A stone's throw away is a much larger sculpture -- maybe as tall as 20 feet -- also made up of big, interlocking strands of metal. It's nestled, if that's the word, near the entrance of FAU's Reubin O'D. Askew Tower, and the piece is as bulky and awkward as the name of the building it's adjacent to. (There's no nameplate identifying the title and artist.) This is the kind of graceless conglomeration that gives public art a bad name.

Near the intersection of SE Third Avenue and Las Olas Boulevard there's another metal sculpture that's a little, if not much, better. Again, no title or artist is indicated, although the Downtown Development Authority claims credit for it as part of Art in the Downtown. It's a slender metal construction about 15 feet tall that from some angles suggests a stylized face in profile, topped with something vaguely reminiscent of a weathervane. All in all, it fits in surprisingly well in the plaza in front of Wachovia Bank, with its steady flow of pedestrian traffic.

Head on down Southeast Third Avenue across the New River drawbridge and you'll be in close proximity to a "sculptural park" featuring some of the most downright bizarre public art in the county, on the grounds of the Broward Judicial Complex. This series of related works by South Florida artist Barbara Neijna and New Yorker Ned Smyth is called Accordant Zones, which might be taken as a weirdly ironic characterization of art that seems to have been transported in from the Twilight Zone.

First of all, it must be noted that most of these monumental chunks of coral rock -- paid for by Broward County taxpayers, mind you -- sit on the south bank of the New River on the north side of the county's courthouse. That means that their primary audience consists of (a) visitors to the courthouse, who are likely to be either participants in a court case of some sort or potentially (and almost certainly reluctantly) jurors, (b) patrons of downtown Fort Lauderdale's Riverwalk, on the other side of the river, and (c) occupants of the Broward County Jail.

But forget, for the moment, that you might be contributing, willingly or not, to the aesthetic enrichment of the county's justice system and consider Accordant Zones as art. I used to refer, both affectionately and derisively, to two of the most prominent components of this work as the Tombs of the Unknown Rice Cake and Ice Cream Cone. Over the years, however, these two elements have taken on a, well, elemental appeal. It's almost as if the landscape has evolved to accommodate them. The cone, in particular, is now largely covered with a lush layer of vines that makes it seem weirdly appropriate to its setting (and given its dimensions -- 32 feet tall, 28 feet in diameter at its top -- that's no mean achievement).

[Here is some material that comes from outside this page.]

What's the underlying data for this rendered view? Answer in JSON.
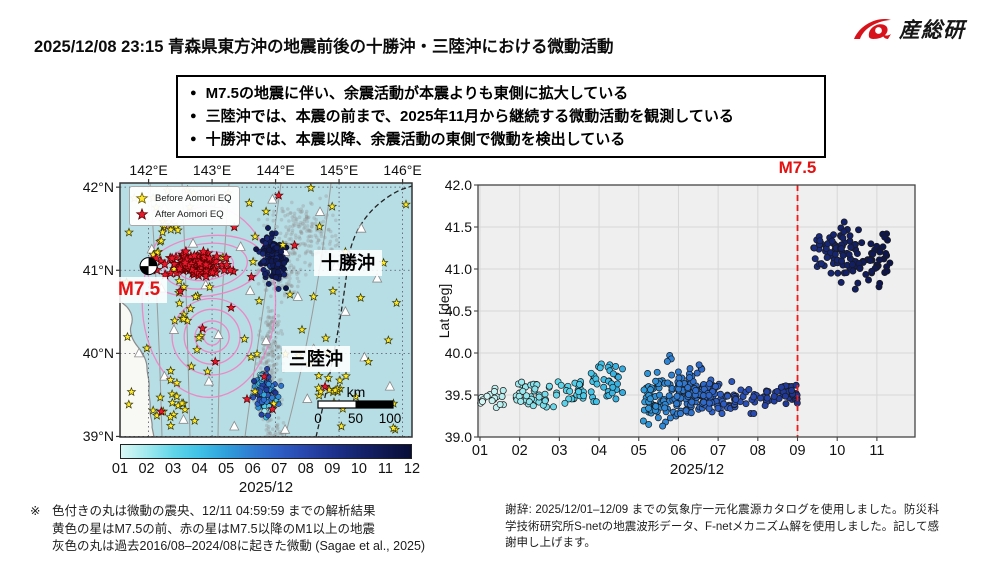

Other components of this sprawling installation aren't so fortunate. A 16-foot sphere that might otherwise be commanding gets swallowed up in the cramped space it's given near the south end of the drawbridge on the east side of the courthouse. The half-dozen eight-foot coral columns that run alongside it also suffer from the lack of breathing space. They cry out for a spacious plaza.

For one of the best pieces of outside art in downtown Fort Lauderdale, you'll have to visit a most unlikely spot: the central bus terminal for Broward County Mass Transit, on the north side of Broward Boulevard just west of Andrews Avenue. Stair #1, created in 1988, is an exhilarating example of the work of the acclaimed design firm Arquitectonica, notorious for its "skyscraper with a palm tree" on Brickell Avenue in Miami.

The black-and-white-checkered marble staircase, with red, yellow, and blue accents, doesn't really serve a purpose, which is a huge part of its charm. (Remember Oscar Wilde's prescription for the uselessness of art.) Like The Jetsons, it represents a wonderfully weird confluence of the retro and the futuristic. When I first wrote about it years ago, I referred to it as "a piece of pure absurdist eye candy." That's a description I still stand by, as well as a serviceable definition for good public art in the offseason.